基礎問題集
数学C 平面ベクトル「平面ベクトル」の問題62 解説
数学Cの平面ベクトル「平面ベクトル」にある問題62の基礎問題と解説ページです。問題と保存済み解説を公開し、ログイン後はAI質問と学習履歴も利用できます。
MathGrAIl の基礎問題集にある公開問題ページです。ログイン前でも問題と保存済み解説を確認でき、ログイン後はAI質問と学習履歴の保存を利用できます。
- 基礎問題の問題画像と保存済み解説を公開
- ログイン後にAI質問で復習
- ログイン後に学習履歴を保存
解説
方針・初手
$\overrightarrow{OA}=\vec a,\ \overrightarrow{OB}=\vec b$ とおく。
点 $P,Q$ はそれぞれ辺 $OA,OB$ 上の内分点なので、まず $\overrightarrow{OP},\overrightarrow{OQ}$ を $\vec a,\vec b$ で表す。
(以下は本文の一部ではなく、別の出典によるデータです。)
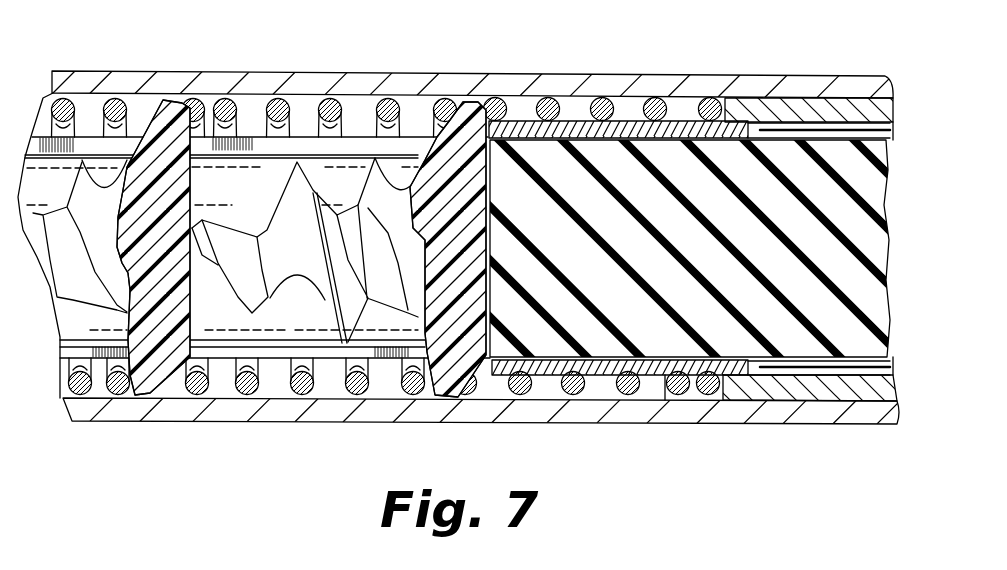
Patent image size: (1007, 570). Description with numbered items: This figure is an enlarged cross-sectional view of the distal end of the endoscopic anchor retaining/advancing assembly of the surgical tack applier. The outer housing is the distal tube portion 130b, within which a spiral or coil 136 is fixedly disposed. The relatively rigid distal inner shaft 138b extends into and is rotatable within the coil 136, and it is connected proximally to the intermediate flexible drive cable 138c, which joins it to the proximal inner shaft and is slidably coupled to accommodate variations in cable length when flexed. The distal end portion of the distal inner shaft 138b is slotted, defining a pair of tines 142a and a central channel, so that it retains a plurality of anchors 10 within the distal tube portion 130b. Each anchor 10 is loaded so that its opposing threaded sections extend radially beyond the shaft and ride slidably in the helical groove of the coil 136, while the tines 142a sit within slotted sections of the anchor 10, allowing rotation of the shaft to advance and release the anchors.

The anchor 10 is at (291, 248).
The distal tube portion 130b is at (578, 68).
The coil 136 is at (440, 103).
The distal inner shaft 138b is at (251, 122).
The intermediate flexible drive cable 138c is at (772, 207).
The tines 142a is at (352, 147).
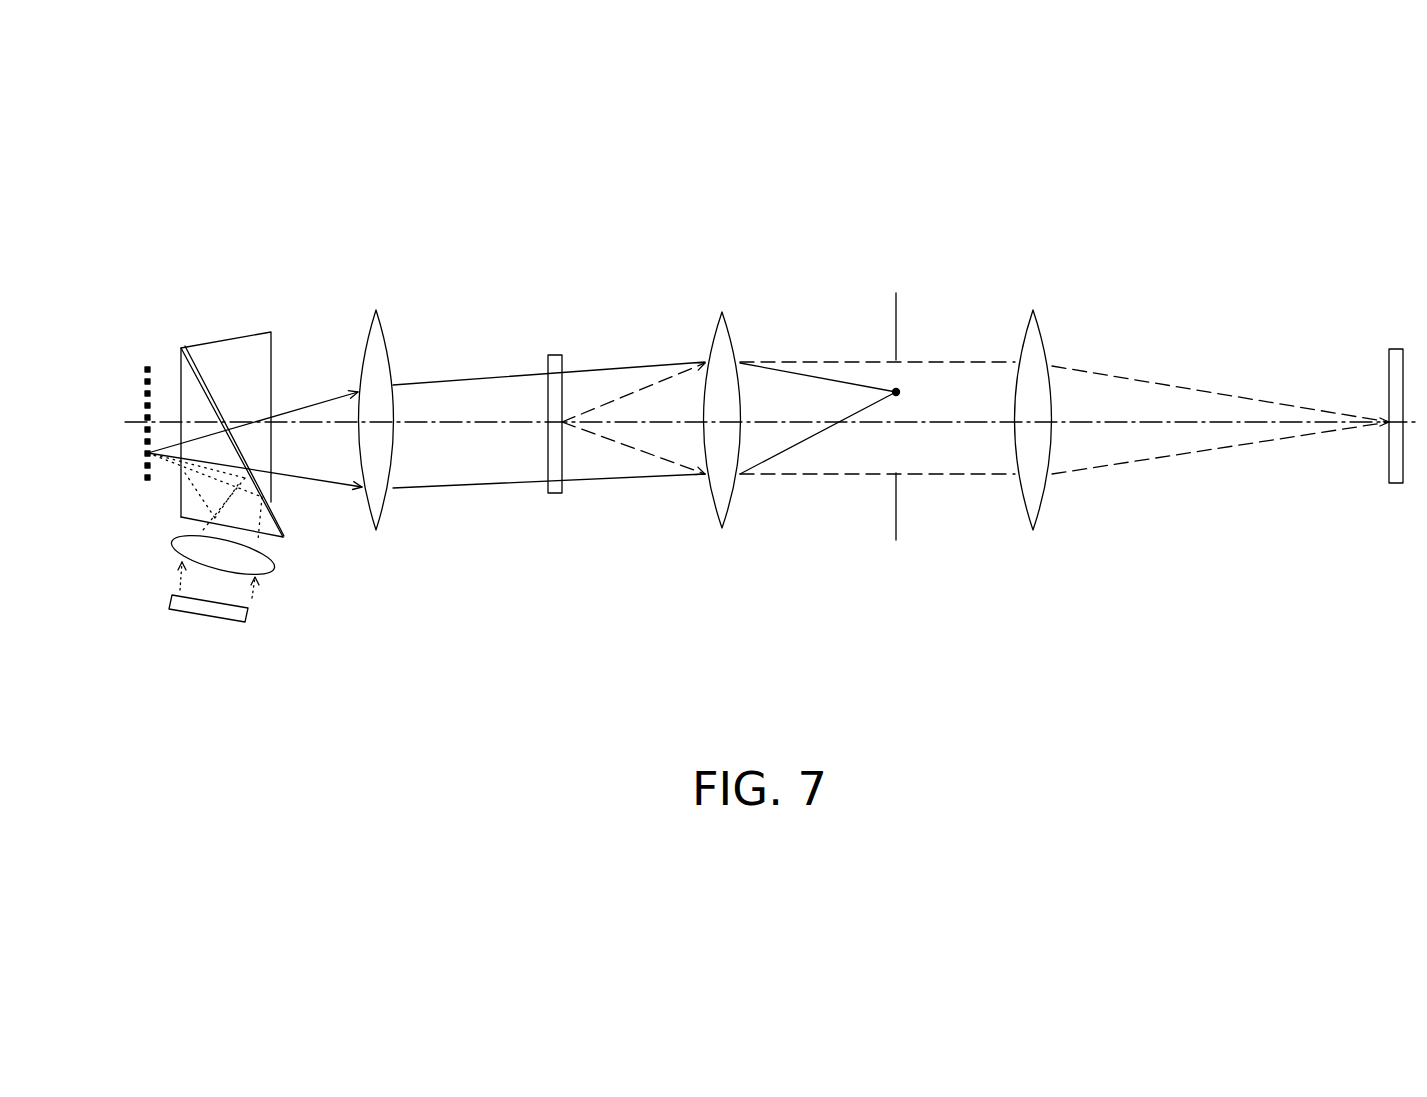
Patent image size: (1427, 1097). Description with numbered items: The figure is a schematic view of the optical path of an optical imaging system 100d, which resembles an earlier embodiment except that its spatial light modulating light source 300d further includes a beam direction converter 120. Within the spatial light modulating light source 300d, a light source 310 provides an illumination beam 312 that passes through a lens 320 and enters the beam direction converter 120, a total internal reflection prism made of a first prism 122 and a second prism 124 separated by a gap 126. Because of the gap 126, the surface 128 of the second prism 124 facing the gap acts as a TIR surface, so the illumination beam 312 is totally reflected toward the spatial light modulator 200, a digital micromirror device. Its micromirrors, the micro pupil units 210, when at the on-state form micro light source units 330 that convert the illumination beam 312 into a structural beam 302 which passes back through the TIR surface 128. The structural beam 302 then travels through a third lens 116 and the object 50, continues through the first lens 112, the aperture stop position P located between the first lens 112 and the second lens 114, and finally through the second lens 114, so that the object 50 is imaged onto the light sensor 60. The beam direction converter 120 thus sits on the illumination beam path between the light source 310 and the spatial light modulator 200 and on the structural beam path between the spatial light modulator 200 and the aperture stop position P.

The optical imaging system 100d is at (1395, 693).
The spatial light modulating light source 300d is at (233, 514).
The structural beam 302 is at (317, 400).
The third lens 116 is at (377, 333).
The first lens 112 is at (722, 335).
The second lens 114 is at (1032, 338).
The object 50 is at (553, 493).
The light sensor 60 is at (1395, 483).
The aperture stop position P is at (896, 558).
The spatial light modulator 200 is at (131, 508).
The micro pupil units 210 is at (142, 383).
The micro light source units 330 is at (117, 398).
The illumination beam 312 is at (146, 454).
The beam direction converter 120 is at (270, 485).
The first prism 122 is at (226, 424).
The second prism 124 is at (232, 527).
The gap 126 is at (182, 349).
The TIR surface 128 is at (207, 393).
The light source 310 is at (214, 631).
The lens 320 is at (263, 568).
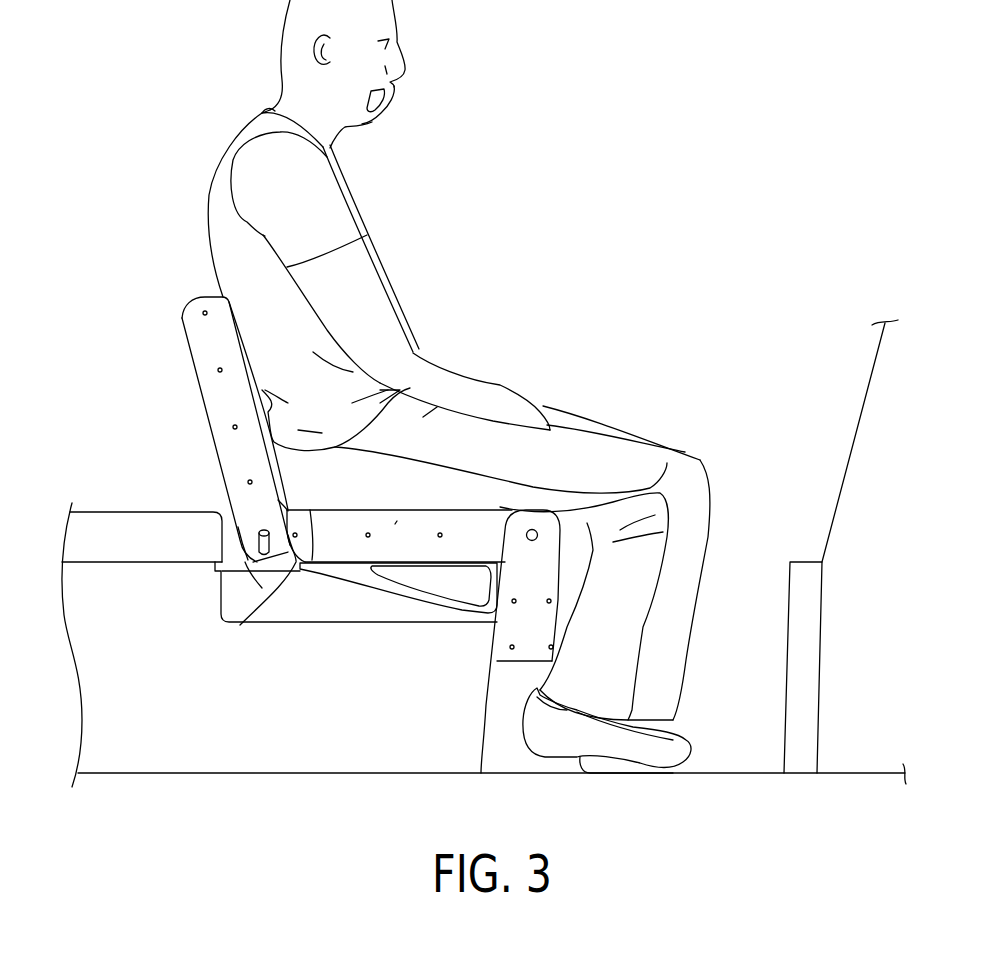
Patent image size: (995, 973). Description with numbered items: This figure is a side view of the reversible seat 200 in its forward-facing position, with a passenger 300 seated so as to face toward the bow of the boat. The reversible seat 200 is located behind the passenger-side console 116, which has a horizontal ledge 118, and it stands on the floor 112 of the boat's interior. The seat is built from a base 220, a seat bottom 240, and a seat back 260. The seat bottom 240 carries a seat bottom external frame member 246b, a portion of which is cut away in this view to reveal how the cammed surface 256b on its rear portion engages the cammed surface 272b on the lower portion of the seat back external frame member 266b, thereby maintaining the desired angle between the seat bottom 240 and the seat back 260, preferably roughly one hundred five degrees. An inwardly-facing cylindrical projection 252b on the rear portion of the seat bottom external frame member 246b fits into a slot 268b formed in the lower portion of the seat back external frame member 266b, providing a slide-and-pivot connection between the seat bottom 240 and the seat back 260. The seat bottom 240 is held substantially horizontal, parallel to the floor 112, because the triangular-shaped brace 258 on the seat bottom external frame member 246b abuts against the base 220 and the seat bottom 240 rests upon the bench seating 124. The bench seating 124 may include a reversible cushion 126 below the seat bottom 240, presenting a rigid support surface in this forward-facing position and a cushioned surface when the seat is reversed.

The floor 112 is at (748, 772).
The passenger-side console 116 is at (870, 382).
The horizontal ledge 118 is at (809, 560).
The bench seating 124 is at (98, 707).
The reversible cushion 126 is at (311, 607).
The reversible seat 200 is at (116, 262).
The base 220 is at (480, 719).
The seat bottom 240 is at (404, 494).
The seat bottom external frame member 246b is at (397, 523).
The inwardly-facing cylindrical projection 252b is at (237, 525).
The cammed surface 256b is at (278, 500).
The triangular-shaped brace 258 is at (460, 608).
The seat back 260 is at (216, 429).
The seat back external frame member 266b is at (215, 407).
The slot 268b is at (245, 562).
The cammed surface 272b is at (240, 625).
The passenger 300 is at (367, 212).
次に、交点 $R$ が直線 $AQ$ 上にも直線 $BP$ 上にもあることを利用して、$R$ の位置ベクトルを2通りに表して係数比較する。
解法1
$\overrightarrow{OA}=\vec a,\ \overrightarrow{OB}=\vec b$ とおく。
$P$ は $OA$ を $3:2$ に内分するから、
$$ \overrightarrow{OP}=\frac{3}{5}\vec a
$$
である。また、$Q$ は $OB$ を $3:1$ に内分するから、
$$ \overrightarrow{OQ}=\frac{3}{4}\vec b
$$
である。
点 $R$ は直線 $AQ$ 上にあるので、実数 $s$ を用いて
$$ \overrightarrow{OR} =(1-s)\overrightarrow{OA}+s\overrightarrow{OQ} =(1-s)\vec a+\frac{3s}{4}\vec b
$$
と表せる。
一方、点 $R$ は直線 $BP$ 上にもあるので、実数 $t$ を用いて
$$ \overrightarrow{OR} =(1-t)\overrightarrow{OB}+t\overrightarrow{OP} =\frac{3t}{5}\vec a+(1-t)\vec b
$$
と表せる。
したがって、$\vec a,\vec b$ の係数を比較して、
$$ 1-s=\frac{3t}{5},\qquad \frac{3s}{4}=1-t
$$
を得る。
第1式より、
$$ t=\frac{5(1-s)}{3}
$$
である。これを第2式に代入すると、
$$ \frac{3s}{4} =1-\frac{5(1-s)}{3} =\frac{5s-2}{3}
$$
となる。よって、
$$ 9s=20s-8
$$
であるから、
$$ s=\frac{8}{11}
$$
を得る。
したがって、
$$ \overrightarrow{OR} =(1-s)\vec a+\frac{3s}{4}\vec b =\frac{3}{11}\vec a+\frac{6}{11}\vec b
$$
である。
ゆえに、
$$ \overrightarrow{OR} =\frac{3}{11}\overrightarrow{OA} +\frac{6}{11}\overrightarrow{OB}
$$
となる。
解説
この問題では、交点 $R$ を直接求めようとするのではなく、$R$ が2本の直線 $AQ$ と $BP$ の両方にあることを利用するのが基本である。
直線上の点は、端点の位置ベクトルの一次結合で表せる。そこで $AQ$ 上の表し方と $BP$ 上の表し方を作り、$\overrightarrow{OA},\overrightarrow{OB}$ の係数を比較すればよい。
内分比から
$$ \overrightarrow{OP}=\frac{3}{5}\overrightarrow{OA},\qquad \overrightarrow{OQ}=\frac{3}{4}\overrightarrow{OB}
$$
とできる点が最初の重要な処理である。